BAKAN’IN RESMİ CEVABI
Al, dönemin
Dışişleri Bakanı İsmail Cem'in kendisine "Alman
vakıfları
Almanya'daki siyasi partilerin esas itibariyle parti kadrolarının, parti eğilimlerine göre kurumsallaşmış yapılardır. Bunları siyasi görüşleri doğrultusunda iş ve dış
politikadan sosyal konuları kapsayan çok geniş yelpazede düşünce alışverişi işlevi görmektedir. Çoğu zaman kamuoyunun oluşmasına katkı sağlamaktadır" cevabını yazdığını söyledi.
PANEL GİDERİ VAKIFTAN
2003 ‘te '
Madencilik Yasa Tasarısının
Çevresel Sonuçları' adıyla
İstanbul Çevre Konseyi'nin bulunduğu panel düzenlediğini anlatan Doğa Savaşçıları Derneği Başkanı Zafer Murat Çetintaş panelin yapıldığı yer ve katılımcılar hakkında çarpıcı açıklamalarda bulundu: "Bu panele katılanların giderlerini Heinrich Böll Vakfı karşılamıştır. Masrafları Alman vakıfları tarafından karşılanıyor. Bu çevrecilerin tümünü tanıyorum."
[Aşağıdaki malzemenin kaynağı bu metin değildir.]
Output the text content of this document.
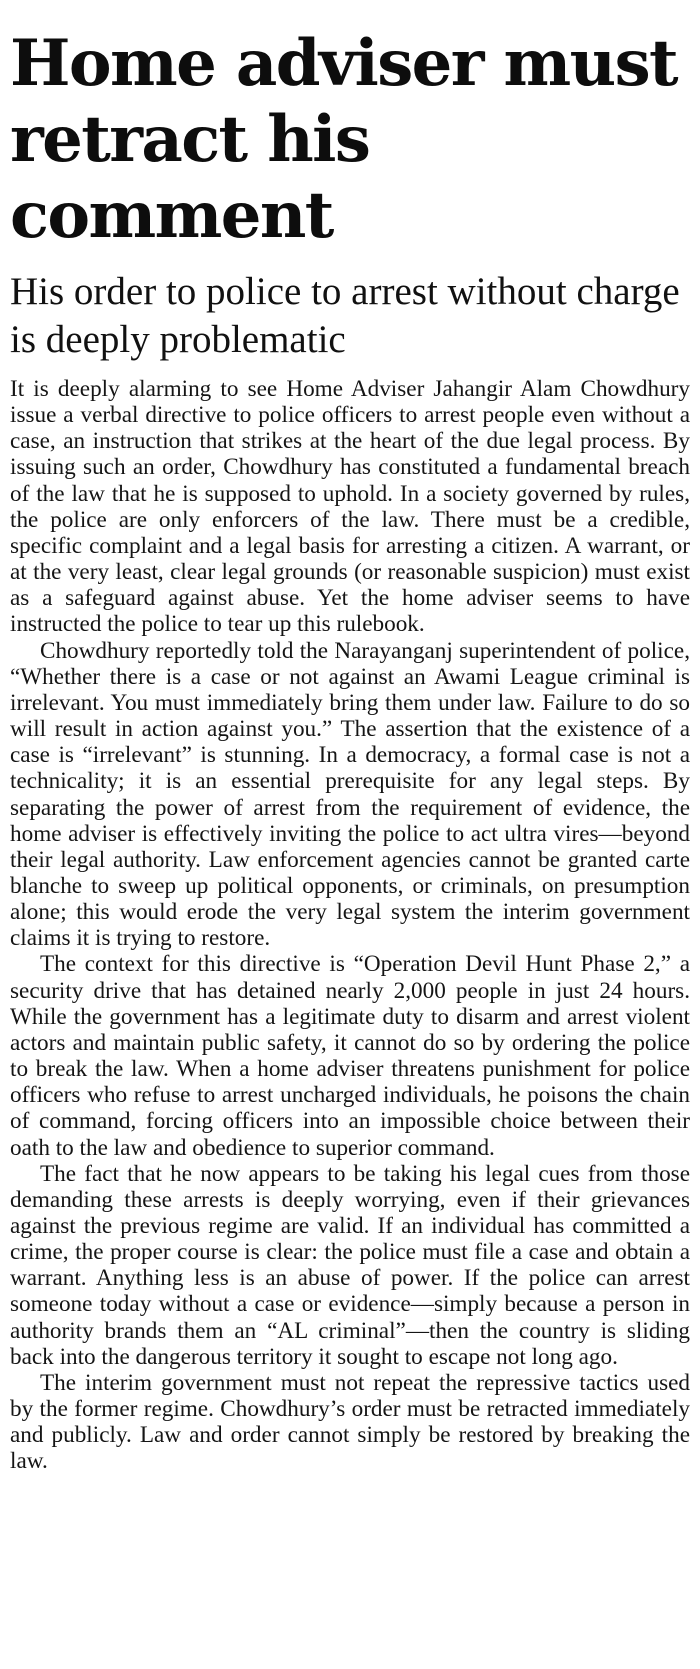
Home adviser must retract his comment
His order to police to arrest without charge is deeply problematic

It is deeply alarming to see Home Adviser Jahangir Alam Chowdhury issue a verbal directive to police officers to arrest people even without a case, an instruction that strikes at the heart of the due legal process. By issuing such an order, Chowdhury has constituted a fundamental breach of the law that he is supposed to uphold. In a society governed by rules, the police are only enforcers of the law. There must be a credible, specific complaint and a legal basis for arresting a citizen. A warrant, or at the very least, clear legal grounds (or reasonable suspicion) must exist as a safeguard against abuse. Yet the home adviser seems to have instructed the police to tear up this rulebook.

Chowdhury reportedly told the Narayanganj superintendent of police, “Whether there is a case or not against an Awami League criminal is irrelevant. You must immediately bring them under law. Failure to do so will result in action against you.” The assertion that the existence of a case is “irrelevant” is stunning. In a democracy, a formal case is not a technicality; it is an essential prerequisite for any legal steps. By separating the power of arrest from the requirement of evidence, the home adviser is effectively inviting the police to act ultra vires—beyond their legal authority. Law enforcement agencies cannot be granted carte blanche to sweep up political opponents, or criminals, on presumption alone; this would erode the very legal system the interim government claims it is trying to restore.

The context for this directive is “Operation Devil Hunt Phase 2,” a security drive that has detained nearly 2,000 people in just 24 hours. While the government has a legitimate duty to disarm and arrest violent actors and maintain public safety, it cannot do so by ordering the police to break the law. When a home adviser threatens punishment for police officers who refuse to arrest uncharged individuals, he poisons the chain of command, forcing officers into an impossible choice between their oath to the law and obedience to superior command.

The fact that he now appears to be taking his legal cues from those demanding these arrests is deeply worrying, even if their grievances against the previous regime are valid. If an individual has committed a crime, the proper course is clear: the police must file a case and obtain a warrant. Anything less is an abuse of power. If the police can arrest someone today without a case or evidence—simply because a person in authority brands them an “AL criminal”—then the country is sliding back into the dangerous territory it sought to escape not long ago.

The interim government must not repeat the repressive tactics used by the former regime. Chowdhury’s order must be retracted immediately and publicly. Law and order cannot simply be restored by breaking the law.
EN BÜYÜK SİYANÜR ÜRETİCİSİ ALMANYA
Doğa Savaşçıları Derneği Başkanı Zafer Murat Çetintaş 37 yılını çevreciliğe verdiğini belirterek,
Yeşiller Partisi'nin kurulmasıyla birlikte Türkiye'deki çevreci hareketlerin farklı noktalara kaydığını ileri sürdü. Çetintaş şunları söyledi:
"Çevrecilik bir moda olarak algılanmakla birlikte finansal kaynak gibi de görünmeye başladı. Bugün
siyanür konusunda kendilerini yırtarlarken dünyanın tek siyanür üreticisi Almanya'ya hiç sesleri çıkmamaktadır" Konuşmasında turizm alanlarında gizli oyuna da değinen Çetintaş, çevrecileri turizm çevre istismarına sessiz kaldıklarını öne sürdü. Çetintaş şunları söyledi:
"
Turizm bölgelerinde 2003'ten sonra çok yoğun bir faaliyet başlatıldı. Bu bölgelerdeki pek çok otelin, orada doğaya daha büyük zarar verdiğini tespit ettik."
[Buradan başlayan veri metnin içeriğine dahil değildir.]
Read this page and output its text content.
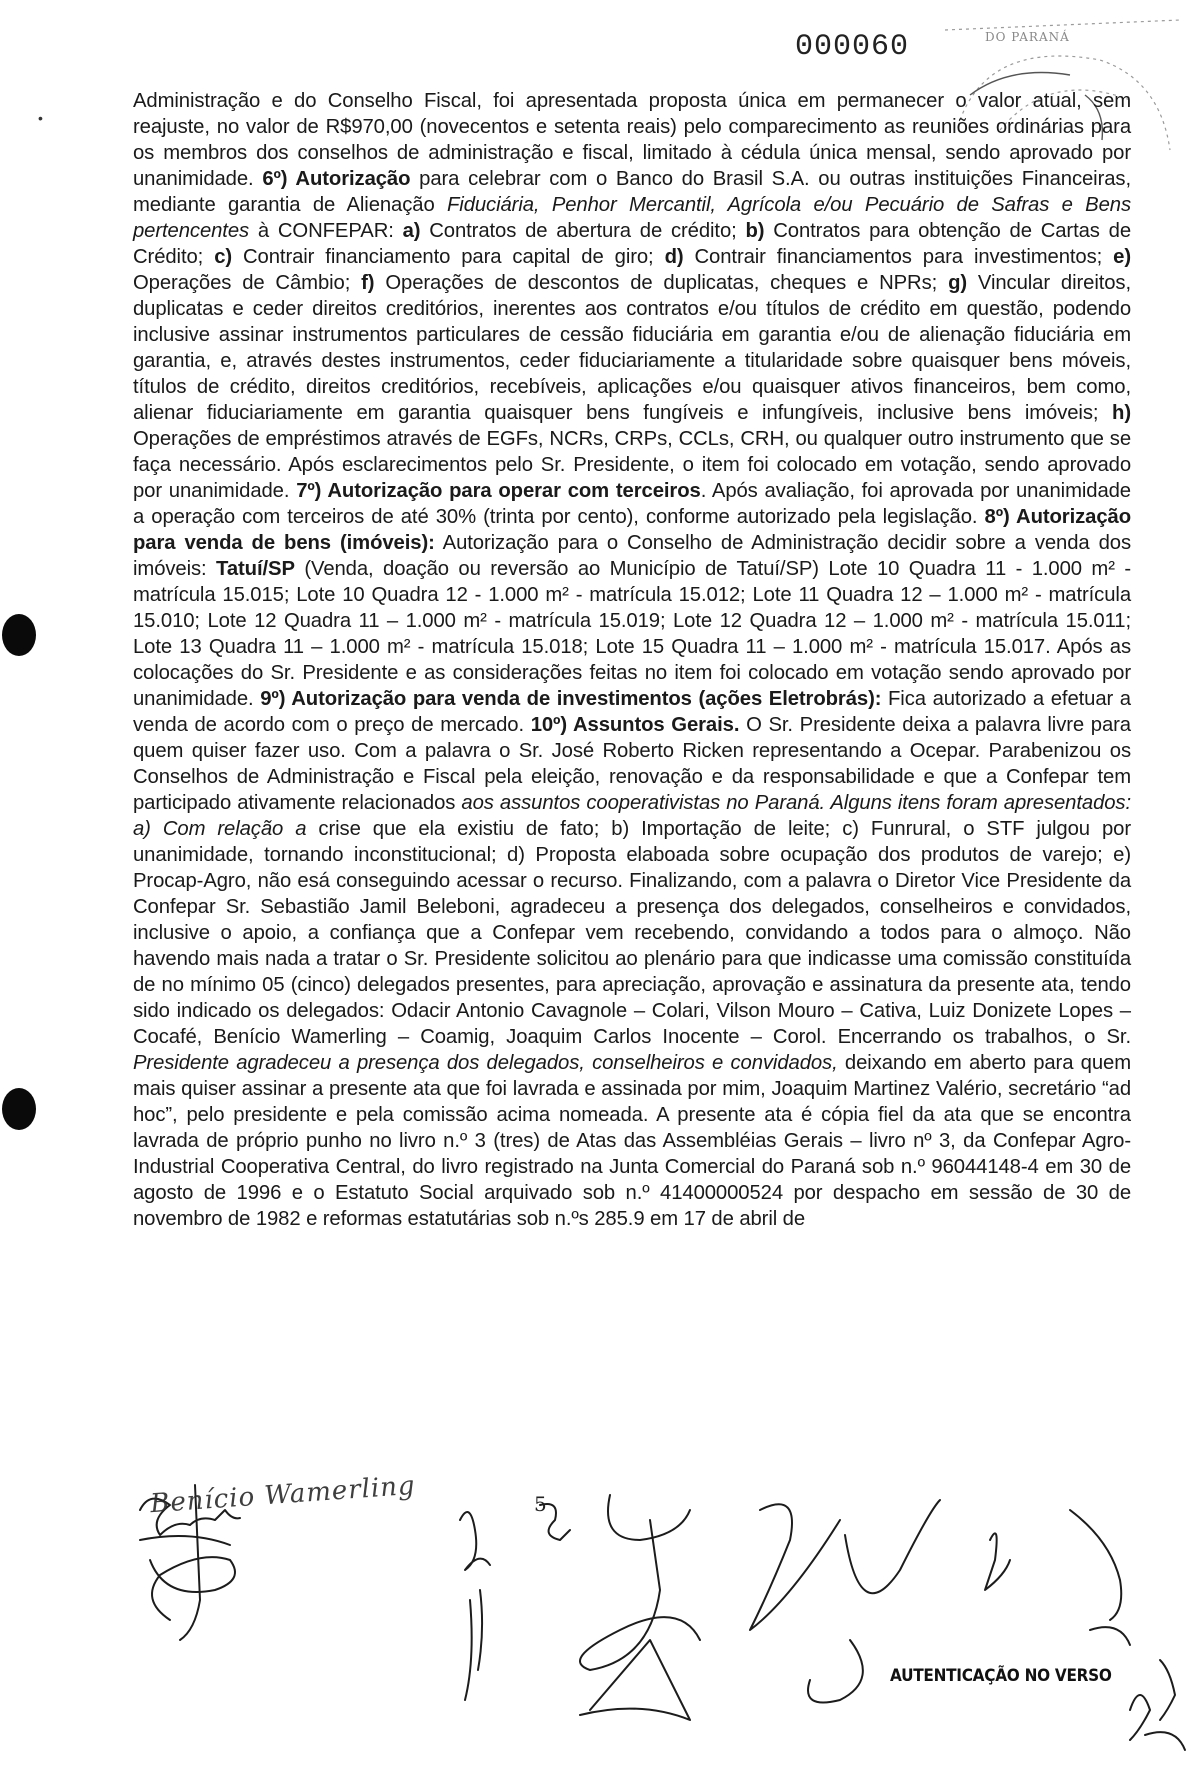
000060	DO PARANÁ
•
Administração e do Conselho Fiscal, foi apresentada proposta única em permanecer o valor atual, sem reajuste, no valor de R$970,00 (novecentos e setenta reais) pelo comparecimento as reuniões ordinárias para os membros dos conselhos de administração e fiscal, limitado à cédula única mensal, sendo aprovado por unanimidade. 6º) Autorização para celebrar com o Banco do Brasil S.A. ou outras instituições Financeiras, mediante garantia de Alienação Fiduciária, Penhor Mercantil, Agrícola e/ou Pecuário de Safras e Bens pertencentes à CONFEPAR: a) Contratos de abertura de crédito; b) Contratos para obtenção de Cartas de Crédito; c) Contrair financiamento para capital de giro; d) Contrair financiamentos para investimentos; e) Operações de Câmbio; f) Operações de descontos de duplicatas, cheques e NPRs; g) Vincular direitos, duplicatas e ceder direitos creditórios, inerentes aos contratos e/ou títulos de crédito em questão, podendo inclusive assinar instrumentos particulares de cessão fiduciária em garantia e/ou de alienação fiduciária em garantia, e, através destes instrumentos, ceder fiduciariamente a titularidade sobre quaisquer bens móveis, títulos de crédito, direitos creditórios, recebíveis, aplicações e/ou quaisquer ativos financeiros, bem como, alienar fiduciariamente em garantia quaisquer bens fungíveis e infungíveis, inclusive bens imóveis; h) Operações de empréstimos através de EGFs, NCRs, CRPs, CCLs, CRH, ou qualquer outro instrumento que se faça necessário. Após esclarecimentos pelo Sr. Presidente, o item foi colocado em votação, sendo aprovado por unanimidade. 7º) Autorização para operar com terceiros. Após avaliação, foi aprovada por unanimidade a operação com terceiros de até 30% (trinta por cento), conforme autorizado pela legislação. 8º) Autorização para venda de bens (imóveis): Autorização para o Conselho de Administração decidir sobre a venda dos imóveis: Tatuí/SP (Venda, doação ou reversão ao Município de Tatuí/SP) Lote 10 Quadra 11 - 1.000 m² - matrícula 15.015; Lote 10 Quadra 12 - 1.000 m² - matrícula 15.012; Lote 11 Quadra 12 – 1.000 m² - matrícula 15.010; Lote 12 Quadra 11 – 1.000 m² - matrícula 15.019; Lote 12 Quadra 12 – 1.000 m² - matrícula 15.011; Lote 13 Quadra 11 – 1.000 m² - matrícula 15.018; Lote 15 Quadra 11 – 1.000 m² - matrícula 15.017. Após as colocações do Sr. Presidente e as considerações feitas no item foi colocado em votação sendo aprovado por unanimidade. 9º) Autorização para venda de investimentos (ações Eletrobrás): Fica autorizado a efetuar a venda de acordo com o preço de mercado. 10º) Assuntos Gerais. O Sr. Presidente deixa a palavra livre para quem quiser fazer uso. Com a palavra o Sr. José Roberto Ricken representando a Ocepar. Parabenizou os Conselhos de Administração e Fiscal pela eleição, renovação e da responsabilidade e que a Confepar tem participado ativamente relacionados aos assuntos cooperativistas no Paraná. Alguns itens foram apresentados: a) Com relação a crise que ela existiu de fato; b) Importação de leite; c) Funrural, o STF julgou por unanimidade, tornando inconstitucional; d) Proposta elaboada sobre ocupação dos produtos de varejo; e) Procap-Agro, não esá conseguindo acessar o recurso. Finalizando, com a palavra o Diretor Vice Presidente da Confepar Sr. Sebastião Jamil Beleboni, agradeceu a presença dos delegados, conselheiros e convidados, inclusive o apoio, a confiança que a Confepar vem recebendo, convidando a todos para o almoço. Não havendo mais nada a tratar o Sr. Presidente solicitou ao plenário para que indicasse uma comissão constituída de no mínimo 05 (cinco) delegados presentes, para apreciação, aprovação e assinatura da presente ata, tendo sido indicado os delegados: Odacir Antonio Cavagnole – Colari, Vilson Mouro – Cativa, Luiz Donizete Lopes – Cocafé, Benício Wamerling – Coamig, Joaquim Carlos Inocente – Corol. Encerrando os trabalhos, o Sr. Presidente agradeceu a presença dos delegados, conselheiros e convidados, deixando em aberto para quem mais quiser assinar a presente ata que foi lavrada e assinada por mim, Joaquim Martinez Valério, secretário “ad hoc”, pelo presidente e pela comissão acima nomeada. A presente ata é cópia fiel da ata que se encontra lavrada de próprio punho no livro n.º 3 (tres) de Atas das Assembléias Gerais – livro nº 3, da Confepar Agro-Industrial Cooperativa Central, do livro registrado na Junta Comercial do Paraná sob n.º 96044148-4 em 30 de agosto de 1996 e o Estatuto Social arquivado sob n.º 41400000524 por despacho em sessão de 30 de novembro de 1982 e reformas estatutárias sob n.ºs 285.9 em 17 de abril de
Benício Wamerling	5
AUTENTICAÇÃO NO VERSO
PKK'LI SOYSAL’IN ÜZERİNDEN ALMAN GİZLİ BELGESİ ÇIKTI
Türkiye'nin önünde PKK sorunu bulunduğuna işaret eden Zafer Güler, Alman vakıf ve istihbaratının bölücü
örgüt ile olan ilişkisini değerlendirdi. PKK'nın elebaşılarından Cevat Soysal'ın 1999'da Moldovya'da yakalandığını ve Türkiye’ye getirildiğini hatırlatan Güler, bu kişinin üzerinde Alman Federal Biriminin
gezi belgesinin çıktığını söyledi.
FİSCHER’E GÖSTERİLDİ
Güler, şöyle devam etti: "Aynı şekilde Moskova'ya yakın PKK kamplarında da çıkan militanların üzerinde de Alman Federal
yasaları çerçevesinde tahsis edilmiş belgeler vardı. Bu belgeler 2001'de Alman
Dışişleri Bakanı Fischer'e gösterilince Türkiye Almanya arasında çok ciddi bir gerginlik yaşandı. Almanya o olaydan sonra bile PKK'ya desteğini kesmedi. Bu istihbarat kayıtlarında da vardır."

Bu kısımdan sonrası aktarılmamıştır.